03 Au-Dehors
Berceau du caprice, la forêt mystique surprend au moindre clignement des paupières. D’un sentier à l’autre, la densité végétale passe de clairsemée à oppressante, tandis que les branches se rejoignent sur votre passage pour dessiner d’occultes visages. Tantôt brumeuse, tantôt éclairée de milliers de faisceaux, ce n’est pas tant tourner en rond qui pose problème que de savoir si l’on est déjà passé par ces bois fluctuants. La forêt, comme guidée par une dichotomie poétique, peut vous présenter deux fruits semblables ; le premier empoisonne, le second revigore.
Si le Havre possède son propre cimetière pour les corps de ses défunts, le cimetière des âmes s’est établi de lui-même dans les marécages.

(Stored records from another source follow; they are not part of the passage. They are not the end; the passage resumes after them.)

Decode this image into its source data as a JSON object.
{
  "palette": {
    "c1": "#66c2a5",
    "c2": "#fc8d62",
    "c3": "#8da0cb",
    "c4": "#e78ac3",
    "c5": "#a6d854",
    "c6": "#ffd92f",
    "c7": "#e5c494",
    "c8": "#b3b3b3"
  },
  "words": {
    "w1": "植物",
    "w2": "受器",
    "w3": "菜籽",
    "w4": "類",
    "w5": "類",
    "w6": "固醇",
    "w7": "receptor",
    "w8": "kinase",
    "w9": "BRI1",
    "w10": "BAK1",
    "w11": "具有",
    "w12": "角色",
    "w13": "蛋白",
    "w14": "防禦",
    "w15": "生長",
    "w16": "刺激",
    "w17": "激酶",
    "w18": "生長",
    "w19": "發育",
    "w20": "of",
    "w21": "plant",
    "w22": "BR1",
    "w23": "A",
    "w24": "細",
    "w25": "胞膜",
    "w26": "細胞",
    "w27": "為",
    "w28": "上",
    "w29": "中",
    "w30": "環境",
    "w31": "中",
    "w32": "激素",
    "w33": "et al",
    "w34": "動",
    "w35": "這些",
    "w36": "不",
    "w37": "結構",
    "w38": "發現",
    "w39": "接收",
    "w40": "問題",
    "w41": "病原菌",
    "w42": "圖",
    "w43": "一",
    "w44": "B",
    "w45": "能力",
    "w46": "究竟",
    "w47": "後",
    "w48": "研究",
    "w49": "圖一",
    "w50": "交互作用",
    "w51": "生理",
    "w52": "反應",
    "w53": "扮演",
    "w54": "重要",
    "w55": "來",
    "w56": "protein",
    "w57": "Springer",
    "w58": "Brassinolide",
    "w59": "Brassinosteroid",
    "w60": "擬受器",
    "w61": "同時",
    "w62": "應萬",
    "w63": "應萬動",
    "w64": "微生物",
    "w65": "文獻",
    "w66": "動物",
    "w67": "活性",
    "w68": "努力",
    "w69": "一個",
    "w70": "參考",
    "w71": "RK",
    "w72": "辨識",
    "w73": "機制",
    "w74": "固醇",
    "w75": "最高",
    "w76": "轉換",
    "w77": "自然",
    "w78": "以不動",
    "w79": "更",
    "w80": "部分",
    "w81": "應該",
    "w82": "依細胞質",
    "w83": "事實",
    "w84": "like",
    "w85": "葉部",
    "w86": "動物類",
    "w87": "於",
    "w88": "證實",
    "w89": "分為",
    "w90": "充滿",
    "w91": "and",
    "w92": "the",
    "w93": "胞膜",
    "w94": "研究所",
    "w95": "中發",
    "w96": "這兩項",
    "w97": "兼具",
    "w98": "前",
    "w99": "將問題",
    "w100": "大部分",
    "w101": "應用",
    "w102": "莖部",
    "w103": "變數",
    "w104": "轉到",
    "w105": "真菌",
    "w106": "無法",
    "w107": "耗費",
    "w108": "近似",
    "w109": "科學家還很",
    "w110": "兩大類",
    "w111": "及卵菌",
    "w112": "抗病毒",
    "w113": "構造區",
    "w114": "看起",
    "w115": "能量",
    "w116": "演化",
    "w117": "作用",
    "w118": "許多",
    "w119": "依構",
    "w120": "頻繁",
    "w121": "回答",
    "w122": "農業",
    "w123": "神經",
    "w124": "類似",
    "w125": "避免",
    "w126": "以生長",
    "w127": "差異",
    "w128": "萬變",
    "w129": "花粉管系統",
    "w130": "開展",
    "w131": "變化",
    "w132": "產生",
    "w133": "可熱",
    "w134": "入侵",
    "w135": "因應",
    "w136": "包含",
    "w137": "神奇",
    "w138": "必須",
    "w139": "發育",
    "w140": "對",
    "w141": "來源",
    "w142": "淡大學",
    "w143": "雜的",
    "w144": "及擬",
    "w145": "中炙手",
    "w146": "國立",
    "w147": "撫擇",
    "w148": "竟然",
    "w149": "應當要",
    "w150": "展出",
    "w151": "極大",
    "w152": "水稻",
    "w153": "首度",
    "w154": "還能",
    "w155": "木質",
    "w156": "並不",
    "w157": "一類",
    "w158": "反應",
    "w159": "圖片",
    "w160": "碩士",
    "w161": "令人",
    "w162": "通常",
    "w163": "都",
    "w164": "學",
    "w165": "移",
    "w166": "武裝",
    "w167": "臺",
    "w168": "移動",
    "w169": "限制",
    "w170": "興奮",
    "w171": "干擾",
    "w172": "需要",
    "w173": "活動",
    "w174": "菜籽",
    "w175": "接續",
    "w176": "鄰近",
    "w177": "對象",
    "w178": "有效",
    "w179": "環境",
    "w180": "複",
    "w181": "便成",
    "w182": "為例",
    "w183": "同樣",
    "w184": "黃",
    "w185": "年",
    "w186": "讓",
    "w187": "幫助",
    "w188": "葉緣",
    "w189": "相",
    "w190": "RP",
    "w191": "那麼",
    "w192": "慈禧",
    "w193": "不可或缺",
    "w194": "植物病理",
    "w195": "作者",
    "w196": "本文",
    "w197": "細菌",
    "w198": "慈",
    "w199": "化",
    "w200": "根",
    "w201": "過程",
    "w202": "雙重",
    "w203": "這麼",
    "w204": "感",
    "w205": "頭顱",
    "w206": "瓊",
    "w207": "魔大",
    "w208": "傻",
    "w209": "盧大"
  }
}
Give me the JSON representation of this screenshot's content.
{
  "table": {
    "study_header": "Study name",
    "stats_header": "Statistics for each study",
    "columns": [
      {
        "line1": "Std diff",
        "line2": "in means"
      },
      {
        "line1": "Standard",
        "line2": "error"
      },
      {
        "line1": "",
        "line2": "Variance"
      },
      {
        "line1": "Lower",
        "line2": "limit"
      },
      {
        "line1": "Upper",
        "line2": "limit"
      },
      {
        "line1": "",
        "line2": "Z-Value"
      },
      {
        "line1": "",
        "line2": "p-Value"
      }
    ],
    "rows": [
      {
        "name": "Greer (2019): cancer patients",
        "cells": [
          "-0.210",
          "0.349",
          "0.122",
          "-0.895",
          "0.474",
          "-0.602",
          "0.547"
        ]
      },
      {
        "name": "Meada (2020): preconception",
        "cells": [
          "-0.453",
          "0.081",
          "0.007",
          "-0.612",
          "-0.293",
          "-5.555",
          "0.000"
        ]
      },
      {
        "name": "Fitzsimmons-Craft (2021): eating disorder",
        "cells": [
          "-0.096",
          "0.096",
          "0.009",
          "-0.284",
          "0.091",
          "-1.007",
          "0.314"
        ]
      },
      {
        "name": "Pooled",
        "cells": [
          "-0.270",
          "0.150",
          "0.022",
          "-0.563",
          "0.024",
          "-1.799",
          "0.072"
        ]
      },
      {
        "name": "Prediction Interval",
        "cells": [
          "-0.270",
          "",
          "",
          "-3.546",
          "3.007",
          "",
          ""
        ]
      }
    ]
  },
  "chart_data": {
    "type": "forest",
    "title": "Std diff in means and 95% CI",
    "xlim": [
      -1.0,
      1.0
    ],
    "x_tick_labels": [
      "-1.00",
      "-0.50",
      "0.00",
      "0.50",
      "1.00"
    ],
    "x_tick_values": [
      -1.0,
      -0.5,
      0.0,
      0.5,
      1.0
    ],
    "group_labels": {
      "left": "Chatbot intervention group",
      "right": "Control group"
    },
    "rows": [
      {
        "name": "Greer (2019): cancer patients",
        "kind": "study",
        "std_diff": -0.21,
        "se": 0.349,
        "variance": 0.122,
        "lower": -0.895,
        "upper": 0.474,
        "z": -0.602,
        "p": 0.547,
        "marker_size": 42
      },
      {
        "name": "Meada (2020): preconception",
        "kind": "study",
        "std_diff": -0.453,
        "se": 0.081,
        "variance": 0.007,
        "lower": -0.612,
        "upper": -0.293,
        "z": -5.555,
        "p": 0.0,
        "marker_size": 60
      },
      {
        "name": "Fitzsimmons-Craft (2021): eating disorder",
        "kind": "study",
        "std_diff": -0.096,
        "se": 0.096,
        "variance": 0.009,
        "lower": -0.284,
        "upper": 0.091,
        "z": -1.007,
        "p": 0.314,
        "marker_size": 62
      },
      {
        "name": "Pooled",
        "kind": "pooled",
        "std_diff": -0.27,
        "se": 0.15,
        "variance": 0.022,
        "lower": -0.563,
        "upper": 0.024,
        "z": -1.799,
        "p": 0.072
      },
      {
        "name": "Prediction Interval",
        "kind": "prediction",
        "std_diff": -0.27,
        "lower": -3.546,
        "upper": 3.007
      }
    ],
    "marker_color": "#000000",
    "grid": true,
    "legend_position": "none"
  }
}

Les voix d’outre-tombe y prolifèrent, les esprits se mêlent à l’eau croupie et se dissolvent entre les brindilles mortes de bosquets sombres. La forêt mystique foisonne de vies multiples, tandis que les marécages ne connaissent que la désolation. Quelque tragédie a comme ravagé sa surface.
En parvenant à ces terres, vous aurez soit traversé les marécages, soit la forêt mystique. Des félicitations sont à l’ordre du jour. Mais en poursuivant votre chemin, vous connaîtrez des épreuves au-delà de ce qui est humainement supportable. Les températures chutent considérablement d’un pas à l’autre, et la glace s’étend jusqu’à l’horizon. Peut-être qu’au-delà de ces monts enneigés se trouve la salvation de l’humanité ? De nombreux citoyens en font la prière, avant de se perdre à jamais dans le blizzard.
Que ce soit la nuit ou le jour, en état d’ébriété ou de sobriété, plongé dans un sommeil paradoxal ou enivré par un état second, le plan onirique appelle les Havriens et les invite à y demeurer. Ils s’y perdent pour quelques heures, s’oubliant pour un temps indéfini tant les secondes d’y effacent. On ne peut jamais trop savoir ce qui relève de l’hallucination, de la prémonition ou de l’imagination d’un cerveau trop stimulé par son environnement.